The chunks
input is a list of nn.Sequential
networks from a model I have divided up to run on multiple GPUs/CPUs. The device_list
input is a list of devices, like for example ['cuda:0', 'cuda:1', 'cuda:2', 'cuda:3']
, or ['cpu', 'cuda:0', 'cuda:1']
. Both lists will have the same number of values.
Unfortunately I don’t have multiple GPUs, and online services can be rather expensive for multiple GPUs. So, I want to make sure that I have things right before I try to run the code. I created the following class to run a single model with a batch size of 1 across multiple devices. Basically each device is supposed to run part of a model before passing the output to the next device.

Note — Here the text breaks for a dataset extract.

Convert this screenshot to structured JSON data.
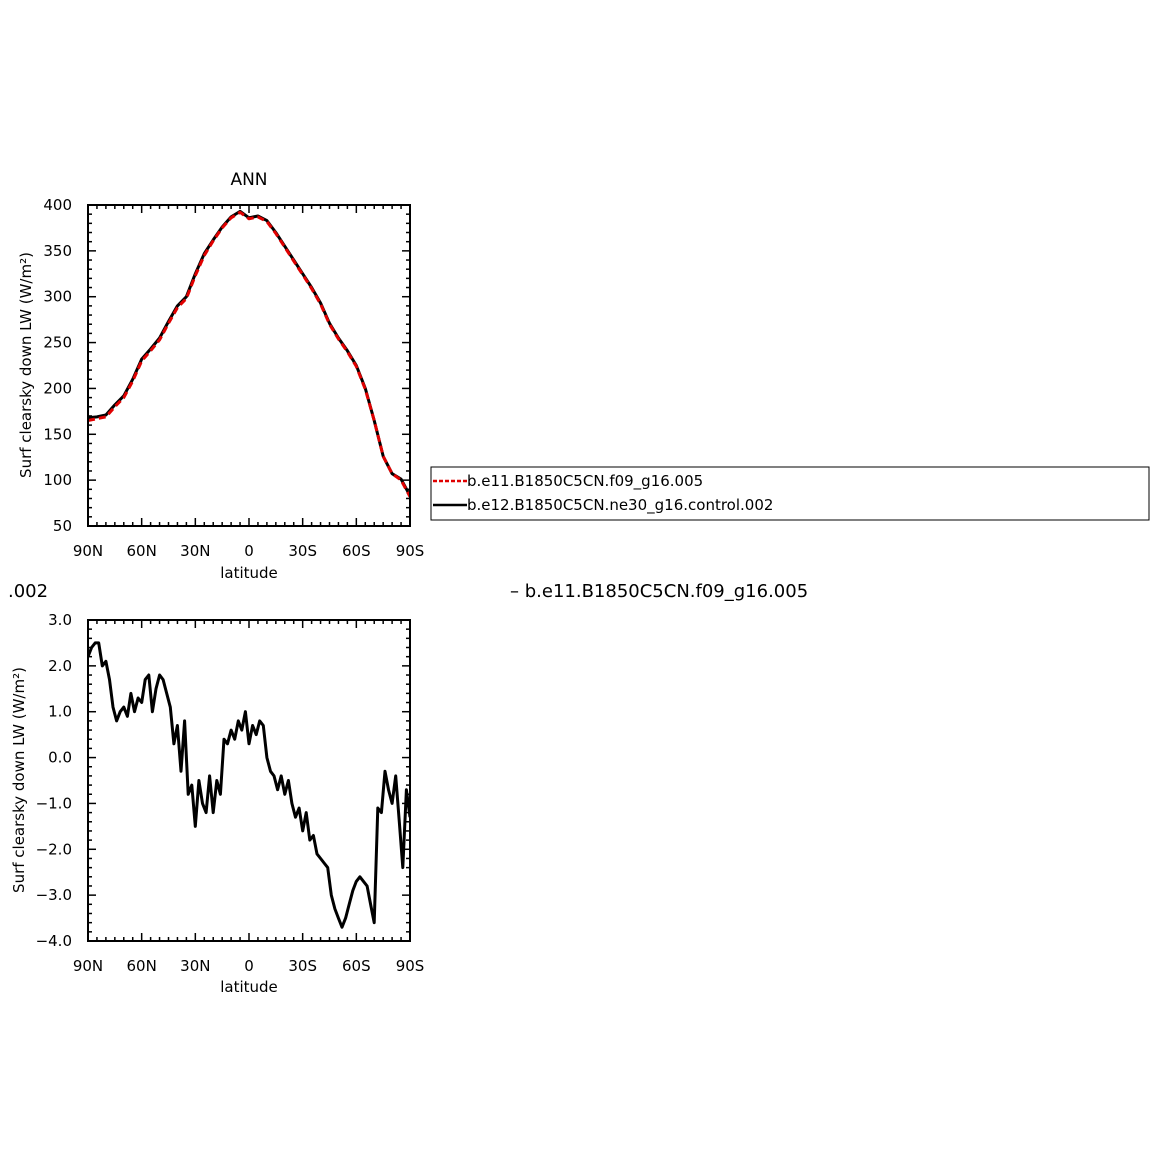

I put the chunks onto their devices:
for i, chunk in enumerate(chunks):
chunk.to(device_list[i])
And then I pass them to my class:
class ModelParallelModel(nn.Sequential):
def __init__(self, chunks, device_list):
super(ModelParallelModel, self)
self.chunks = chunks
self.device_list = device_list
print(str(len(self.chunks)))
print(self.device_list)
def forward(self, input):
for i, chunk in enumerate(chunks):
if i < len(chunks) -1:
input = chunk(input.to(device_list[i]) ).to(device_list[i+1])
else:
input = chunk(input.to(device_list[i]))
return input
These lines of code are where I create the model and then try to run:
net = ModelParallelModel(chunks, device_list)
net(test_image)
Though I get this error:
4
['cuda:0', 'cuda:1', 'cuda:2', 'cuda:3']
Traceback (most recent call last):
File "test.py", line 465, in <module>
main()
File "test.py", line 164, in main
net(test_image)
File "/usr/local/lib/python3.5/dist-packages/torch/nn/modules/module.py", line 538, in __call__
for hook in self._forward_pre_hooks.values():
File "/usr/local/lib/python3.5/dist-packages/torch/nn/modules/module.py", line 591, in __getattr__
type(self).__name__, name))
AttributeError: 'ModelParallelModel' object has no attribute '_forward_pre_hooks'
How do I fix this error? I can’t seem to find anything about what this error means, or how to fix it anywhere.